Shipman did allude to the threat of ICE in one of her statements about the library protests. After castigating the protesters for disrupting their fellow students' studying during spring exam season, she added, "Moreover, I am deeply disturbed at the idea that, at a moment when our international community feels particularly vulnerable, a small group of students would choose to make our institution a target."

Columbia was made a target more than a year ago, when congressional Republicans brought the school's then-president, Minouche Shafik—along with Shipman, in her prior role as president of the board of trustees—into a hearing where Rep. Elise Stefanik, proponent of the antisemitic Great Replacement Theory, accused the school of not doing enough to fight antisemitism. It has been letting itself be bullied by the government ever since, inspiring the government to come back for more and more. The claim that one more student demonstration would be to blame for the next wave of abuse was shamelessly absurd. 

And it was made even more shameless by Shipman's description of the conflict inside the library. "The students were told they simply needed to identify themselves and then leave, but most refused," Shipman said.
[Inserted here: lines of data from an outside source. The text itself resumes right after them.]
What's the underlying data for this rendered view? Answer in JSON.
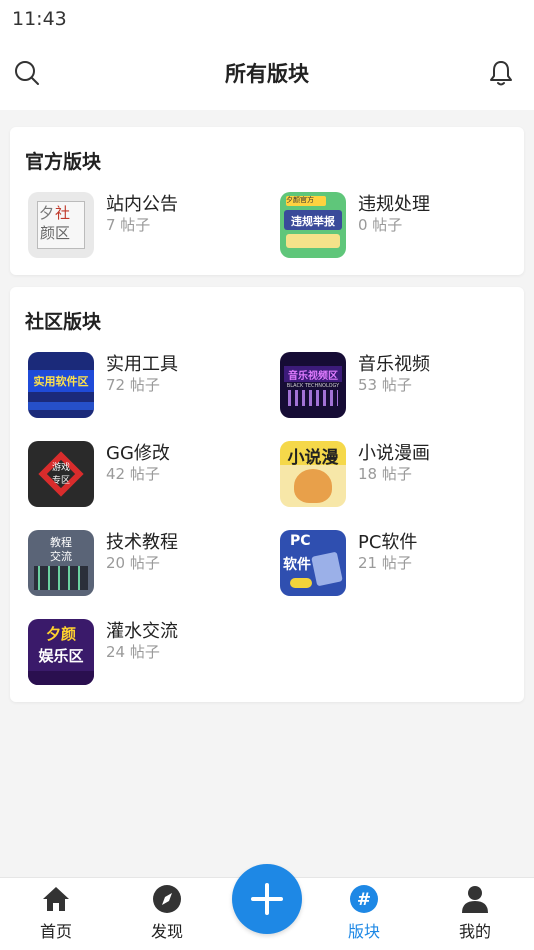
{
  "status_bar": {
    "time": "11:43"
  },
  "header": {
    "title": "所有版块",
    "search_icon": "search-icon",
    "bell_icon": "bell-icon"
  },
  "official": {
    "title": "官方版块",
    "forums": [
      {
        "name": "站内公告",
        "count": "7 帖子",
        "thumb_text_1": "夕",
        "thumb_text_2": "社",
        "thumb_text_3": "颜区"
      },
      {
        "name": "违规处理",
        "count": "0 帖子",
        "thumb_text_1": "夕颜官方",
        "thumb_text_2": "违规举报"
      }
    ]
  },
  "community": {
    "title": "社区版块",
    "forums": [
      {
        "name": "实用工具",
        "count": "72 帖子",
        "thumb_text_1": "实用软件区"
      },
      {
        "name": "音乐视频",
        "count": "53 帖子",
        "thumb_text_1": "音乐视频区",
        "thumb_text_2": "BLACK TECHNOLOGY"
      },
      {
        "name": "GG修改",
        "count": "42 帖子",
        "thumb_text_1": "游戏",
        "thumb_text_2": "专区"
      },
      {
        "name": "小说漫画",
        "count": "18 帖子",
        "thumb_text_1": "小说漫"
      },
      {
        "name": "技术教程",
        "count": "20 帖子",
        "thumb_text_1": "教程",
        "thumb_text_2": "交流"
      },
      {
        "name": "PC软件",
        "count": "21 帖子",
        "thumb_text_1": "PC",
        "thumb_text_2": "软件"
      },
      {
        "name": "灌水交流",
        "count": "24 帖子",
        "thumb_text_1": "夕颜",
        "thumb_text_2": "娱乐区"
      }
    ]
  },
  "bottom_nav": {
    "items": [
      {
        "label": "首页",
        "icon": "home-icon"
      },
      {
        "label": "发现",
        "icon": "compass-icon"
      },
      {
        "label": "版块",
        "icon": "hash-icon",
        "active": true
      },
      {
        "label": "我的",
        "icon": "user-icon"
      }
    ],
    "fab_icon": "plus-icon"
  },
  "colors": {
    "accent": "#1e88e5",
    "background": "#f4f4f4",
    "muted_text": "#9a9a9a"
  }
}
But that combined two separate requests into one refusal: the Spectator reported that the protesters were willing to leave, but that campus security wouldn't let them out unless they showed I.D. The point in dispute was whether the protesters would be required to register that they'd been at the protest—exactly the information that ICE, and the far-right network encouraging the Trump administration to target pro-Palestinian protesters, would want. 

"We refuse to show our I.D.s under militarized arrest," the protesters wrote in a statement. It would have sounded like dramatic activist hyperbole, were it not being issued at a university whose protesters have already been snatched by masked government agents. The student reporters at the library did show I.D.; the next day, they were notified that they had been suspended by Columbia or by Barnard College on the advice of the public safety department. The suspensions were rescinded later, but it was the second time student journalists had been temporarily hit with disciplinary notices because they had covered a protest. One way or another, the young people are getting an education.